At this writing, the world economies are in chaos. Major nations around the globe are watching their credit ratings melt. People are rioting in the streets. Budgets are being cut. Unemployment is very high and morale is very low. It's a tough time for optimists.
Among the strangest behaviors we're enduring are wild, mega-swings in global financial markets. Whereas a daily 20 point rise or fall in the Dow Jones Industrial Average was big news in the 1970's, swings of 400 to 600 points - in either direction - have become more commonplace. One explanation is that there are simply more shares and more people to trade them. Another is that we now have the technology to trade those shares much more rapidly than ever before.
It doesn't take a genius to do the math. When a micro-chip can observe, analyze, deduce a result and execute a trade order for millions of shares from hundreds of companies in less time than it took you to read this sentence, you know things are moving at a pretty brisk clip. It's not surprising, then, that market actions and reactions would occur with ever-increasing rapidity.
But that's not the real culprit here. The demon you want is hiding just below the surface, affecting far more than the price of today's stocks. As I've written here previously, technology speeds up just about everything except for human nature. As a result, it's technology, more than anyone realizes, that's adding to - if not causing - our recessionary times. Let me clarify this:
Unless you've been hiding under a a very large rock since 2008, you no doubt have heard about or painfully felt the very real effects of the global economic recession. If you're been fortunate enough to be spared the financial pain, I doubt you've escaped the unending re-hash and faux analyses by television "experts" whose simplistic explanations pass less for truthful explanation than they do for furthering political agenda. Most of those pundits draw their opinions by citing "similar situations" throughout history, including expansions and contractions dating back to the Great Depression of the 1930's. Although there are some similarities to be compared, there's one giant difference that, for some reason, negates just about all of their relevance to today's issues:
Technology. And here's how:
While technology can move data at nearly the speed of light, it does nothing to speed up human behavior. In the old days, both human behavior and data moved at the same speed, because both were powered by humans. For example, if you wanted to buy a stock, you called your stockbroker, who in turn called his floor trader, who placed the trade. The transaction could take hours or days. Same thing with selling. Today, however, there are fewer brokers and traders because everything has been reduced to a simple point and click.

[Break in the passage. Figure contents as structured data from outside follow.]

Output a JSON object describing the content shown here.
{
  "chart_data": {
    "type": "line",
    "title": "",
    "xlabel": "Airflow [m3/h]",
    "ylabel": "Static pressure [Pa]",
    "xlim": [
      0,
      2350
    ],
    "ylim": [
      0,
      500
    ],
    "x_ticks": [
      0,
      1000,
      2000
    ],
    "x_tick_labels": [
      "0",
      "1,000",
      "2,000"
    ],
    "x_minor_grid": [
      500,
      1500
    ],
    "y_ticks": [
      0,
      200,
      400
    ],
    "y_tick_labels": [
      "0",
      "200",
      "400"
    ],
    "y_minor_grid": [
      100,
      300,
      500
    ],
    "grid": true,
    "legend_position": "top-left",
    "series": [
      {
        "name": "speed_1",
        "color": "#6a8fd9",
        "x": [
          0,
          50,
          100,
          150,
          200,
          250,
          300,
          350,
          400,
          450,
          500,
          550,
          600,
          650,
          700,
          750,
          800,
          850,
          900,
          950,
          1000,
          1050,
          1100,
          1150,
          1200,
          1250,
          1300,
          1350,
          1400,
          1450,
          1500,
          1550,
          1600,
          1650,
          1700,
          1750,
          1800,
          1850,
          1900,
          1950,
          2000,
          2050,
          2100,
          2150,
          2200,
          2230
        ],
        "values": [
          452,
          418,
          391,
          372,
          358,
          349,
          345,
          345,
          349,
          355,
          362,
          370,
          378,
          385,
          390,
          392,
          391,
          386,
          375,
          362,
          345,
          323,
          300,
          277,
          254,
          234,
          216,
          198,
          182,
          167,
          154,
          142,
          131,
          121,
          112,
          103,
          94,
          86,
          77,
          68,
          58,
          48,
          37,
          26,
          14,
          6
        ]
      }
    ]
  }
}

So a huge problem arises when a political administration announces a long term plan to aid economic recovery, mainly, an economic plan takes time to be assessed, implemented and resolved. However, speculating on the viability of a long term plan takes less than a millisecond, which means unlike the days of yore, speculation moves at a far greater rate than real information, which in turn dooms all markets to higher risks of failure because technology is manipulating it based on fear rather than any wisdom borne of financial strategy.
That last part is something not to to be considered lightly. In the end, technology may speed up action but completely ignores wisdom, which means that market decisions - and the plans designed to affect them -- must incorporate technology's need for speed or face a higher risk of failure than necessary. This week the Federal Reserve took an unprecedented step by announcing its interest rate level would be maintained at low levels for the next two years. It's a hugely historic tactic, in that it's the first economic pronouncement designed to destroy the effect of speedy speculation by providing a base of stability for the long term. Previously, the Fed had encouraged speculation by offering only short term announcements. By removing the speculative data from its announcement, the Fed has effectively diffused at least one factor of market instability, which technology cannot distort -- and we need more of that.
The old days of deliberation are long gone, no longer a factor in the eye blink world of the microchip. No matter what your business, know that it's moving at a faster clip than you are -- and unless you manage it, it will mange you. If one truth remains, it's that bad news travel fast and doesn't often wait for wisdom to catch up.